I have kept a secret,

dear spirit of Spring.

I am chaos

and destruction

and can only keep lost souls

and nightmares

underneath

my indigo-charred skin.

My love, I have given you false promise.

I lack the divine power

to keep you safe in my world

or hold myself in yours;

we are trapped in a circadian spell.

Still, hope springs eternal, even in hell,

and my faithful winter wolf watches

the gateway between worlds

for you.

It’s been a long way down…

Or maybe we never really rose up.

Maybe I’ve been watching too many bleak television shows. (But, that’s not an apology, mind you.)

Coming off of watching The Killing, and now wrapping up the last of Torchwood.

Really hitting me about having to be human, especially looking around at the world.

I never really realised how I always felt like an outsider, but my awareness about being human has shifted over the past month or so. Or maybe just remembering how my awareness used to be when I was a kid.

Trees were amazingly vibrant friends.

Plants sang to me.

To recycle a phrase that’s probably grown cliche (or a borrowed quote from some other human somewhere), I felt their pain with all the “intensity of a thousand knives” hitting me all at once. When trees were being cut down, that pain that I felt was excruciating and unbearable. I wanted to scream with the agony I felt. Sure, you could probably chalk it up to just being an imaginative and sensitive kid, but it didn’t erase how I felt. Especially when I had to be the plant murderer (i.e. mow the grass, trim plants, etc. *wry laugh*). I would be standing there with a pair of hedge clippers just sobbing my little kid heart out. (Yep, I was a weird one!)

I tried. I tried to adopt that normal human insensitivity to non-human life forms. For a while, I succeeded in turning it off. In building up a fortress of protection. But the older I get, the more that fortress crumbles. And I’m back in a morass of emotion, and conflict.
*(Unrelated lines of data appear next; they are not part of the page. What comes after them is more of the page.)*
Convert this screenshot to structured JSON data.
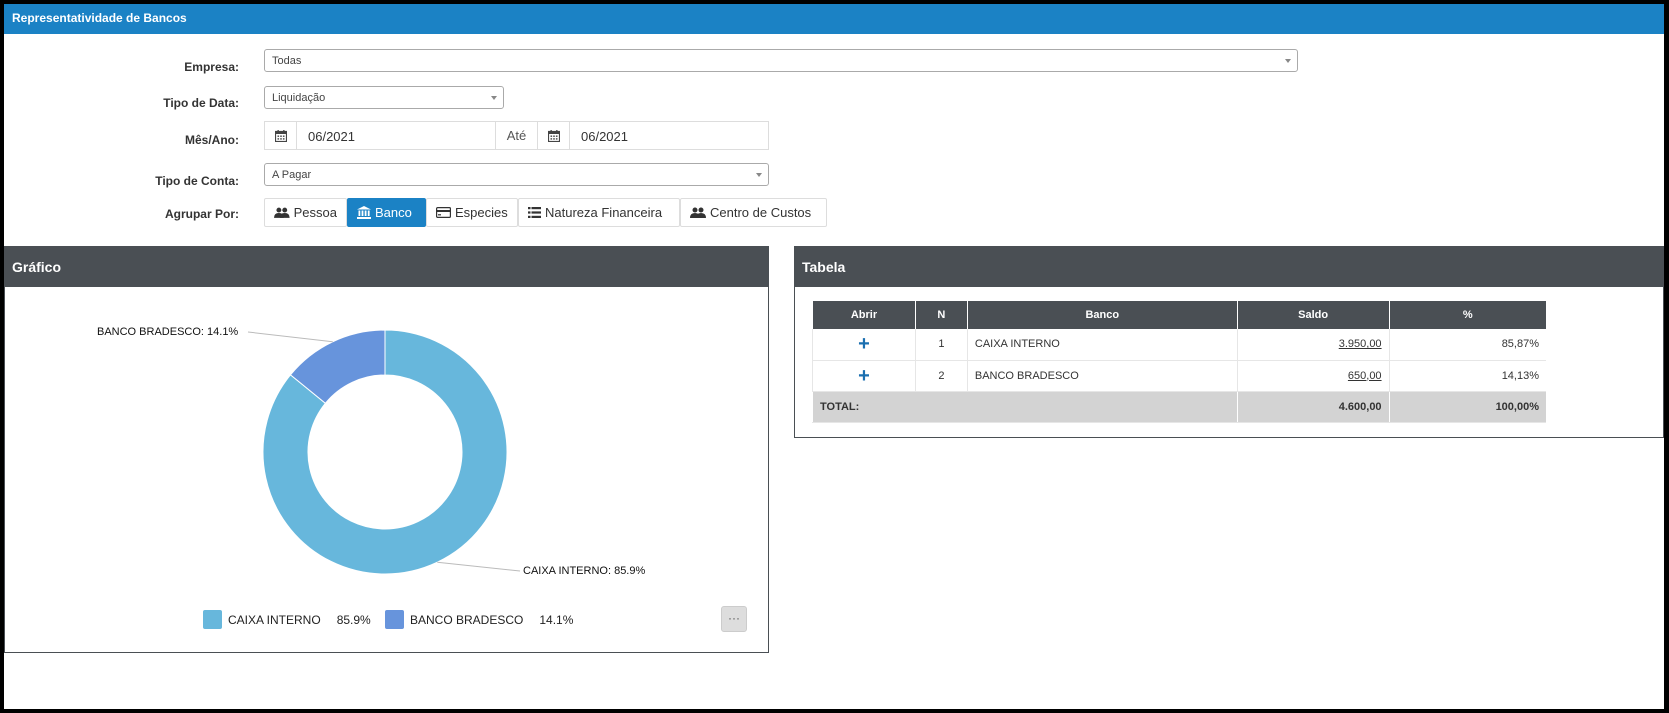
{
  "window": {
    "title": "Representatividade de Bancos"
  },
  "form": {
    "empresa": {
      "label": "Empresa:",
      "value": "Todas"
    },
    "tipo_data": {
      "label": "Tipo de Data:",
      "value": "Liquidação"
    },
    "mes_ano": {
      "label": "Mês/Ano:",
      "from": "06/2021",
      "separator": "Até",
      "to": "06/2021"
    },
    "tipo_conta": {
      "label": "Tipo de Conta:",
      "value": "A Pagar"
    },
    "agrupar": {
      "label": "Agrupar Por:",
      "options": [
        "Pessoa",
        "Banco",
        "Especies",
        "Natureza Financeira",
        "Centro de Custos"
      ],
      "selected": "Banco"
    }
  },
  "grafico": {
    "title": "Gráfico",
    "menu_label": "···",
    "chart_data": {
      "type": "pie",
      "categories": [
        "CAIXA INTERNO",
        "BANCO BRADESCO"
      ],
      "values": [
        85.9,
        14.1
      ],
      "colors": [
        "#67b7dc",
        "#6794dc"
      ],
      "labels": [
        "CAIXA INTERNO: 85.9%",
        "BANCO BRADESCO: 14.1%"
      ],
      "legend": [
        {
          "name": "CAIXA INTERNO",
          "value": "85.9%"
        },
        {
          "name": "BANCO BRADESCO",
          "value": "14.1%"
        }
      ],
      "legend_position": "bottom"
    }
  },
  "tabela": {
    "title": "Tabela",
    "headers": [
      "Abrir",
      "N",
      "Banco",
      "Saldo",
      "%"
    ],
    "rows": [
      {
        "n": "1",
        "banco": "CAIXA INTERNO",
        "saldo": "3.950,00",
        "pct": "85,87%"
      },
      {
        "n": "2",
        "banco": "BANCO BRADESCO",
        "saldo": "650,00",
        "pct": "14,13%"
      }
    ],
    "total": {
      "label": "TOTAL:",
      "saldo": "4.600,00",
      "pct": "100,00%"
    }
  }
}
It’s like being a teenager, but even worse in some ways.

Animals look at me with souls of the ancients…tolerant, loving, inscrutable, and, sometimes, (rightfully!) angry and/or scared of me as a human that’s come bumbling into their midst. And I love them for it. Because they should be scared and angry.

Yesterday, I saw the article about the whales beaching themselves in Florida. And it was so unemotional. “Why,” I screamed. “How?” “What the f*ck are we doing about it?” And, the answer is nothing. There’s no change we can implement soon enough. Even if we did (and do) care, it’s not enough. There’s nothing we can do.

Because we are human.

And I have never been more ashamed of that fact than right now.
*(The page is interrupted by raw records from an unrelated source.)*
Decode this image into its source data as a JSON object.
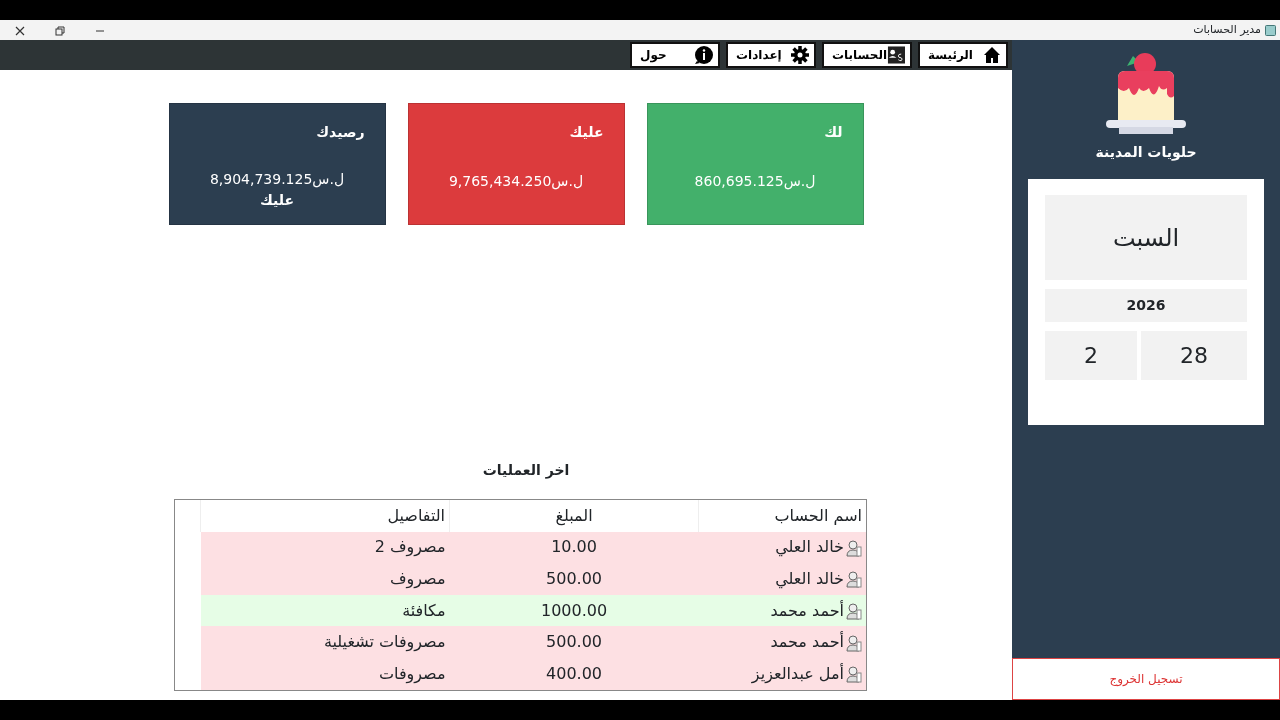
{
  "window": {
    "title": "مدير الحسابات"
  },
  "nav": [
    {
      "label": "الرئيسة",
      "kind": "home"
    },
    {
      "label": "الحسابات",
      "kind": "accounts"
    },
    {
      "label": "إعدادات",
      "kind": "settings"
    },
    {
      "label": "حول",
      "kind": "about"
    }
  ],
  "cards": [
    {
      "title": "لك",
      "value": "ل.س860,695.125",
      "color": "#43b06b"
    },
    {
      "title": "عليك",
      "value": "ل.س9,765,434.250",
      "color": "#dc3b3d"
    },
    {
      "title": "رصيدك",
      "value": "ل.س8,904,739.125",
      "note": "عليك",
      "color": "#2c3e50"
    }
  ],
  "transactions": {
    "title": "اخر العمليات",
    "columns": [
      "اسم الحساب",
      "المبلغ",
      "التفاصيل"
    ],
    "rows": [
      {
        "kind": "expense",
        "cells": [
          "خالد العلي",
          "10.00",
          "مصروف 2"
        ]
      },
      {
        "kind": "expense",
        "cells": [
          "خالد العلي",
          "500.00",
          "مصروف"
        ]
      },
      {
        "kind": "income",
        "cells": [
          "أحمد محمد",
          "1000.00",
          "مكافئة"
        ]
      },
      {
        "kind": "expense",
        "cells": [
          "أحمد محمد",
          "500.00",
          "مصروفات تشغيلية"
        ]
      },
      {
        "kind": "expense",
        "cells": [
          "أمل عبدالعزيز",
          "400.00",
          "مصروفات"
        ]
      }
    ]
  },
  "sidebar": {
    "shop_name": "حلويات المدينة",
    "date": {
      "weekday": "السبت",
      "year": "2026",
      "day": "28",
      "month": "2"
    },
    "logout": "تسجيل الخروج"
  }
}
I don’t want to live on a planet without bees and birds and animals and trees and plants and water and oceans and fish and whales and everything else that is a non-human life form.

Akin my (faulty?) memory of Medea (from when I was in middle school), when she talks about being underwater and the fish eating the flesh from her bones until she is pure and white, that’s what I feel sometimes.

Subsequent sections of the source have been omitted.